The idea that some people deserve better, because of circumstances of birth, smacks of aristocracy and the right of superior people, the Will to Power. Though the once-popular idea that paupers, brown people, and peons should just die has thankfully gone underground, abused science nevertheless justifies draconian policies that entrench the poor and extend their poverty. Perry describes how such ideas got sticking power, and why the science, frankly, sucks.

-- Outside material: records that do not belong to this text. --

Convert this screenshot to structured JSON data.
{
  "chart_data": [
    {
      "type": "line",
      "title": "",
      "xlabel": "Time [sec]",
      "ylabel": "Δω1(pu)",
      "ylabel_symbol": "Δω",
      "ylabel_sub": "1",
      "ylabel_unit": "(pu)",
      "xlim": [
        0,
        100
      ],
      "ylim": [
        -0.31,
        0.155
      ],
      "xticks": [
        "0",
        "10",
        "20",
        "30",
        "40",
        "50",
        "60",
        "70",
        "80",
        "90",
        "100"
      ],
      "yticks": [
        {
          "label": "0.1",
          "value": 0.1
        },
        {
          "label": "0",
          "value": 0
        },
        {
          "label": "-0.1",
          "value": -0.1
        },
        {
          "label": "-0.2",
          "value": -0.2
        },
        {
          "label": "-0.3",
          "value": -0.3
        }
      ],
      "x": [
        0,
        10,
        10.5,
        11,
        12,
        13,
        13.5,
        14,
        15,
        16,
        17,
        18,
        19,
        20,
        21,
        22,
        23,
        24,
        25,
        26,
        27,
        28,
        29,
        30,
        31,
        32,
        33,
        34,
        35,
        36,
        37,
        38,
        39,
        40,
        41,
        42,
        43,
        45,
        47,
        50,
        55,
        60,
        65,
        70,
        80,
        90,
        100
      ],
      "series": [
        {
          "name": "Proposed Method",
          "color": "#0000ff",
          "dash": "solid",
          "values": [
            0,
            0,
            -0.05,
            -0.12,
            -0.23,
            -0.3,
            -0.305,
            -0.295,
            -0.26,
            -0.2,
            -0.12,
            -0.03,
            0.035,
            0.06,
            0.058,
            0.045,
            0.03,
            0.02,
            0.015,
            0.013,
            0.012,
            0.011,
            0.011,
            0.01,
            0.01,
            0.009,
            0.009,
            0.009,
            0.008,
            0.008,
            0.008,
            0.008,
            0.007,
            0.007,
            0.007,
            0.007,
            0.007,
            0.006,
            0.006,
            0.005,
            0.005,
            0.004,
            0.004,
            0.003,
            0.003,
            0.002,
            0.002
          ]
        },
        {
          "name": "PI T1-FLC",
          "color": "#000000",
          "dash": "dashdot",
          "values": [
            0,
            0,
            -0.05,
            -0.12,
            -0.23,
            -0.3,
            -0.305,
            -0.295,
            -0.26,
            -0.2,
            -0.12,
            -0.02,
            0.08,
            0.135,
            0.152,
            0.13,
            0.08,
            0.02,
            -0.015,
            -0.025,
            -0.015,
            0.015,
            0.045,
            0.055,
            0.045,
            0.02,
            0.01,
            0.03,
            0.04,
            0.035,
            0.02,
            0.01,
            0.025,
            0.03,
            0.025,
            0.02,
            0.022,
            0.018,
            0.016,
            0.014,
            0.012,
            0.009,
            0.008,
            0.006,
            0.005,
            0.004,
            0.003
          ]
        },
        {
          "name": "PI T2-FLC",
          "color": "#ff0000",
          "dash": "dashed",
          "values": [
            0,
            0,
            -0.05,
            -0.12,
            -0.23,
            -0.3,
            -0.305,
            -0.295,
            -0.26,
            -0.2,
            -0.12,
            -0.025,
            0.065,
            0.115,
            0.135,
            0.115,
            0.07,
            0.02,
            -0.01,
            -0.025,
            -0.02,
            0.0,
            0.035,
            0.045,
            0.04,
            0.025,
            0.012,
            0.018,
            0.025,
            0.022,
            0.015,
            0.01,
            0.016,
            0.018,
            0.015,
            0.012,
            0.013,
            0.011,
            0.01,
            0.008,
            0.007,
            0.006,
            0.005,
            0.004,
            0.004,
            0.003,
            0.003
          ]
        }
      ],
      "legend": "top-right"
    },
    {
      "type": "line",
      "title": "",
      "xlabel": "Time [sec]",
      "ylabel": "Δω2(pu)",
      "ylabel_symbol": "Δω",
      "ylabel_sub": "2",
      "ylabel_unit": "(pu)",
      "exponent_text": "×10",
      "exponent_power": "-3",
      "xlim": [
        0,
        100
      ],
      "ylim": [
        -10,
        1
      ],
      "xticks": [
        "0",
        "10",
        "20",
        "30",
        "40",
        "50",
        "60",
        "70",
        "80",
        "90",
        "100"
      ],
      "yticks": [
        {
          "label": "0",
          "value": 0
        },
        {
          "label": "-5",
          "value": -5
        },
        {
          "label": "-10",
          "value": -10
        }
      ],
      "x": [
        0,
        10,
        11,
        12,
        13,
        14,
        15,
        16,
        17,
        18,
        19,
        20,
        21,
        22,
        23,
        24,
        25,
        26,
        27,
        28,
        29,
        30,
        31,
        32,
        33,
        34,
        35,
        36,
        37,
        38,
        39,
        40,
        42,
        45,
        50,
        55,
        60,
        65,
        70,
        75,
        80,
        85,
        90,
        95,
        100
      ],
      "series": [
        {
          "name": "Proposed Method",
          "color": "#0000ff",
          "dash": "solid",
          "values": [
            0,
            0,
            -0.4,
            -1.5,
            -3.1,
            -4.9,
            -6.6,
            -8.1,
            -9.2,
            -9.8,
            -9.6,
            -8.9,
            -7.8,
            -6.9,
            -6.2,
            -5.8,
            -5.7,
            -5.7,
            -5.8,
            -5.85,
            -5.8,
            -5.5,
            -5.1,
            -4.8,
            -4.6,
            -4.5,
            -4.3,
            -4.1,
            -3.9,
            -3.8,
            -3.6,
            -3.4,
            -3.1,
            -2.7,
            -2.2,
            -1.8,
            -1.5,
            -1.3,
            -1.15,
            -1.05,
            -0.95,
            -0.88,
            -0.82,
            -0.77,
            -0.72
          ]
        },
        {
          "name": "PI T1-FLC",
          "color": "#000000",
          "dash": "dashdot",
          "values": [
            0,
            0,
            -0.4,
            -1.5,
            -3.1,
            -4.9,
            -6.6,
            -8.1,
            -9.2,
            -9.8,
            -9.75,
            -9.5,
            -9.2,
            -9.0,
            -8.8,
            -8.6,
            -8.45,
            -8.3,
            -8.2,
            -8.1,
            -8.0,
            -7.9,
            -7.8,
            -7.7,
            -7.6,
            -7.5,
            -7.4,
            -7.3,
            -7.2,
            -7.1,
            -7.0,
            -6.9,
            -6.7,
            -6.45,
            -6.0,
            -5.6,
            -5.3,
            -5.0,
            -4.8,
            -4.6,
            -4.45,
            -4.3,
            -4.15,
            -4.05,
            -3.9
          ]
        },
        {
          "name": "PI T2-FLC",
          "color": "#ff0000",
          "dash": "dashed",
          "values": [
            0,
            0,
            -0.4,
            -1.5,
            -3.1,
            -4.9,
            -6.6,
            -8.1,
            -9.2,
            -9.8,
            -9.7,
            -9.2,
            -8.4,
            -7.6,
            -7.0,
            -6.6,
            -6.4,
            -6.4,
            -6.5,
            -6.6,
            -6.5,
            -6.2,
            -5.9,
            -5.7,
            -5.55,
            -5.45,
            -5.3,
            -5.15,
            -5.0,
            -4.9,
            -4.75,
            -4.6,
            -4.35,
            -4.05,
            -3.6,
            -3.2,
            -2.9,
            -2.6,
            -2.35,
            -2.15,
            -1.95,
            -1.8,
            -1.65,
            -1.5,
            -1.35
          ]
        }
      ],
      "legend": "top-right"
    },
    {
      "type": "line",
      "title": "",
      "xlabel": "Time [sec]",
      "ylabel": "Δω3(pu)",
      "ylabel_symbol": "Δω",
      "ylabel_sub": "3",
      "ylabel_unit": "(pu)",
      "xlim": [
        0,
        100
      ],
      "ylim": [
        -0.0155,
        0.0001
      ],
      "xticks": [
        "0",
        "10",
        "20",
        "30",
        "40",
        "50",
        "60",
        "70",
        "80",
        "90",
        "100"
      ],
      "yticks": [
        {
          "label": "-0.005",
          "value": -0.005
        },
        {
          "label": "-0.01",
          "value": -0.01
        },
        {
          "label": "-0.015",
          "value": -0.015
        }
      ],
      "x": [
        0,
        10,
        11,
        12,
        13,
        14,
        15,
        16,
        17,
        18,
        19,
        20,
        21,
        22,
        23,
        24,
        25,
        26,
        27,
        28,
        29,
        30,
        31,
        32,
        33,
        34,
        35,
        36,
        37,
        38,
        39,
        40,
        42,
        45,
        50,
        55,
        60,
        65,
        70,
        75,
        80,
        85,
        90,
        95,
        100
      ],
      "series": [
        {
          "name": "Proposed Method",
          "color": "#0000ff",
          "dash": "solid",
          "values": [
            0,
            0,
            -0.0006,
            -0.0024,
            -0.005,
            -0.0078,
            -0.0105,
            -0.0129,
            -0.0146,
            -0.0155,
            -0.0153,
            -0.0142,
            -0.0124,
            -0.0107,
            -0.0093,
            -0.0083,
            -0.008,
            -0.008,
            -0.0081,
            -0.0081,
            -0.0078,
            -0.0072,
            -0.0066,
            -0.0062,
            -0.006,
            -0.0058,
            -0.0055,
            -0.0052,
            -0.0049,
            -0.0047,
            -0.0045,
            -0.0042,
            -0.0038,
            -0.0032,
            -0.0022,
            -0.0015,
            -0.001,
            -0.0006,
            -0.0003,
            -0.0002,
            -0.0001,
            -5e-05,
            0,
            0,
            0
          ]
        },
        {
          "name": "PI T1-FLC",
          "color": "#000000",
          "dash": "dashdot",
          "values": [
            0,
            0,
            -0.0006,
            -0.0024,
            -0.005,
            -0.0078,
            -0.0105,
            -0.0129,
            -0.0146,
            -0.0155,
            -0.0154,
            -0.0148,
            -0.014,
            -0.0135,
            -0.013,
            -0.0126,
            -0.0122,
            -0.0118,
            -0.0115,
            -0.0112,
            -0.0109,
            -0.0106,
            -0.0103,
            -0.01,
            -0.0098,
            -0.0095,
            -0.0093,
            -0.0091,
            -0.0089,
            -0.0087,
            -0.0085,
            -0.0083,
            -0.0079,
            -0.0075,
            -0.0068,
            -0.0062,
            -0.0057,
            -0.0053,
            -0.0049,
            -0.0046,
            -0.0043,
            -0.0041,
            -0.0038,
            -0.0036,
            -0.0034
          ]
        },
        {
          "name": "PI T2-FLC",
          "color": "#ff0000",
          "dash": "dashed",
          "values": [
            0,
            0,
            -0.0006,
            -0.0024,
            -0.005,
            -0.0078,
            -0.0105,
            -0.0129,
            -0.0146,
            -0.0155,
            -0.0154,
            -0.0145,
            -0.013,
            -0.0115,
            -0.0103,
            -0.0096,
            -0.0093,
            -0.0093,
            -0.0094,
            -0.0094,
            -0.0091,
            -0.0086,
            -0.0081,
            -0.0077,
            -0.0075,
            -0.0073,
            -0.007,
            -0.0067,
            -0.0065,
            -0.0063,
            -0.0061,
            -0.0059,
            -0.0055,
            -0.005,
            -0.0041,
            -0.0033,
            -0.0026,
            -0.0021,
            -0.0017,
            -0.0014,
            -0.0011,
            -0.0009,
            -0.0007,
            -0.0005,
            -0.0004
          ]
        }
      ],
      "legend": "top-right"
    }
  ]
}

Perry substantially eschews anthropological terminology, and where he must use it, he carefully defines terms. He doesn’t write for scholars and scientists; he writes to communicate scholarship to interested outsiders. His approach invites both seasoned scientists and interested novices into this very important debate. As a translator, Perry frames the debate, not in ideological absolutes, but the story of how people came to believe such awful things about our descent.

I’d like to believe most serious-minded people feel justifiably offended when anyone suggests the poor are genetically inferior and should just die. But at this writing, many rabble-rousing legislators are actively pursuing ideas of sterilizing the poor to squelch generational poverty. Rather than fixing circumstances, they’d rather kill the poor. That says painfully much about the state of today’s debate, and why books like this are more important than ever.